良寛禅師の辞世の句とされるもののなかで、いちばん和尚の人間らしさが滲んでいるのがこの句じゃないかなと。

この句を書き残したのは良寛和尚ではなく、最期を看取った弟子の貞心尼。
病床の和尚が、谷木因(たにぼくいん)という俳人の「裏ちりつ表を散りつ紅葉かな」という句を踏まえて詠んだものを、貞心尼が後に写したんだそうで。

もしかしたら和尚は、弟子の貞心尼にだけそっとホンネを伝えたんじゃないかなぁ。まさか後世にまで残ってしまうとは思いもせずに。

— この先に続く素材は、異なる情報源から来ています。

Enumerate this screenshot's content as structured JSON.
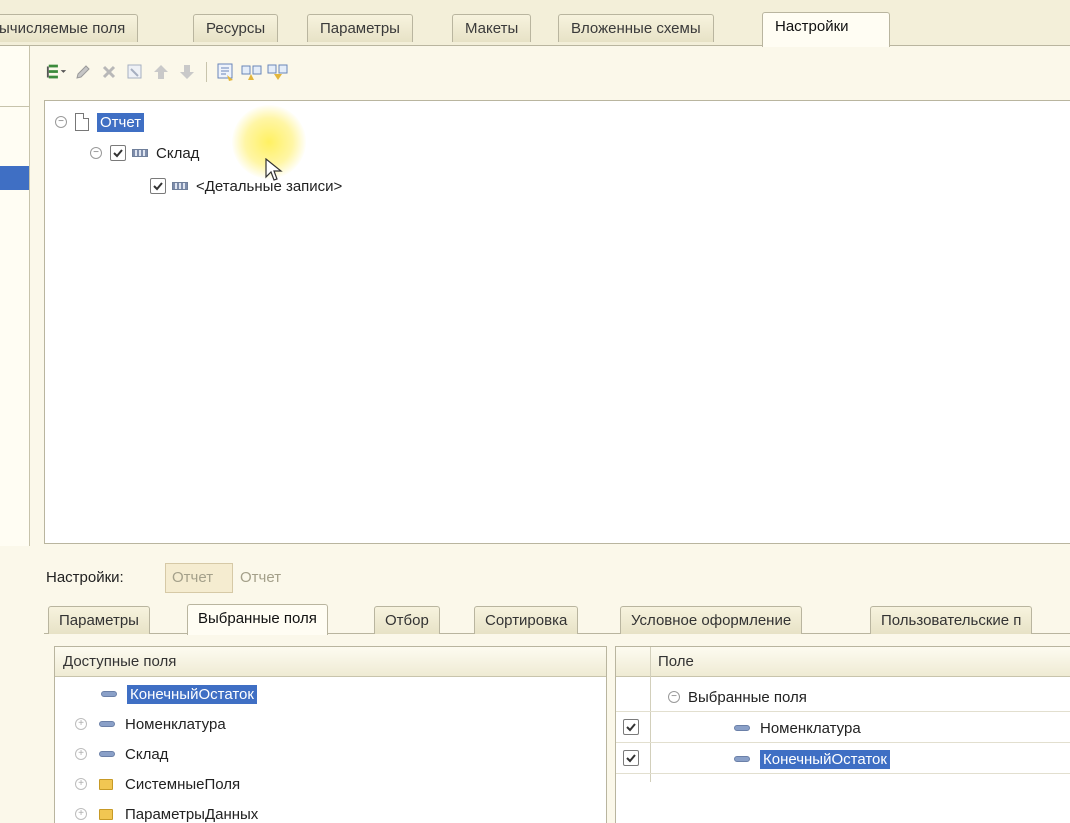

散る桜 残る桜も 散る桜 , some cherry blossoms are falling and the remaining blossoms are going to fall, too


余談ですが、良寛和尚の辞世の句とされているものは、おもなものだけでもこれだけありまして。

散る桜 残る桜も散る桜
うらを見せおもてを見せて散るもみぢ
形見とて何かのこさむ春は花夏ほととぎす秋はもみぢ葉
良寛に辞世あるかと人問はば南無阿弥陀仏と言ふと答へよ
良寛が辞世を何と人問はば死にたくないというたとしてくれ


いずれも詠んだ時期が違う上に、いろんな人が書き残しているのでどれを辞世の句と見るかは見解のわかれるところだそうで。
きっと弟子たちに愛されていたんですね、和尚。

ちなみに、最期の最期、今際の際に遺したコトバは、「阿(あ)」だったというハナシも。